Any serious illness can darken a person's mood, but heart disease seems to be especially depressing, says Wayne Sotile, PhD, director of psychological services at the Wake Forest University Healthy Exercise & Lifestyle Programs and author of Thriving With Heart Disease (Free Press, 2003). "It's one of the few diseases where people have a fear of sudden death," he says.
Many heart patients concur. "I thought a lot about dying. I'm 61 years old and wondered whether I'd wake up in the morning," says Barbara Forman of Englewood, Ohio. Five years after bypass surgery she still worries about her depression.

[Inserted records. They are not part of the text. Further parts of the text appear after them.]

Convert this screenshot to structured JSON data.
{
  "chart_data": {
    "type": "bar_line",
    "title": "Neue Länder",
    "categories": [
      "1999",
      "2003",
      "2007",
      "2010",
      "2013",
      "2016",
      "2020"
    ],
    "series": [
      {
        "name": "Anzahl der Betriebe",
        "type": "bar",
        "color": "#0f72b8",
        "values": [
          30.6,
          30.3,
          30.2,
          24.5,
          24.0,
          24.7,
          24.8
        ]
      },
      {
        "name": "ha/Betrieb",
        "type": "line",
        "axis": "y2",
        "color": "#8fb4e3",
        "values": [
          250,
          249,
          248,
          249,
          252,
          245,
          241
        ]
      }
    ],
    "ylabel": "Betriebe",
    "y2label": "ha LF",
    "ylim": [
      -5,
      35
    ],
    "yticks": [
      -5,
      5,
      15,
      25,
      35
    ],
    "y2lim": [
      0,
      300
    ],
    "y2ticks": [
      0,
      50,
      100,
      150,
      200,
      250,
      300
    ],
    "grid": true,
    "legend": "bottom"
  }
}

Depression masquerades as fatigue
But patients don't always recognize depression and doctors don't always screen for it. Both may blame symptoms on fatigue from the heart disease, surgery, and the side effects of heart medications. That's why Leo Pozuelo, MD, associate director of the Bakken Heart-Brain Institute at the Cleveland Clinic suggests that cardiac patients ask themselves two important questions: Over the past two weeks, have you felt little interest or pleasure in doing things? and Over the past two weeks, have you felt down, depressed, or hopeless? If the answer is yes to both, you should seek help from a mental health expert, says Dr. Pozuelo.
This self-test worked for Forman, who went back to work after her heart surgery, promptly gained 40 pounds, and felt awful. "I couldn't focus on things," she says. "I felt like I had adult ADD. I just felt really overwhelmed with work, with everything."
Finally Forman realized her depression was not normal and sought help. Her family doctor prescribed psychotherapy and an antidepressant. "It has made all the difference in the world," she says. "It's like a weight has been lifted."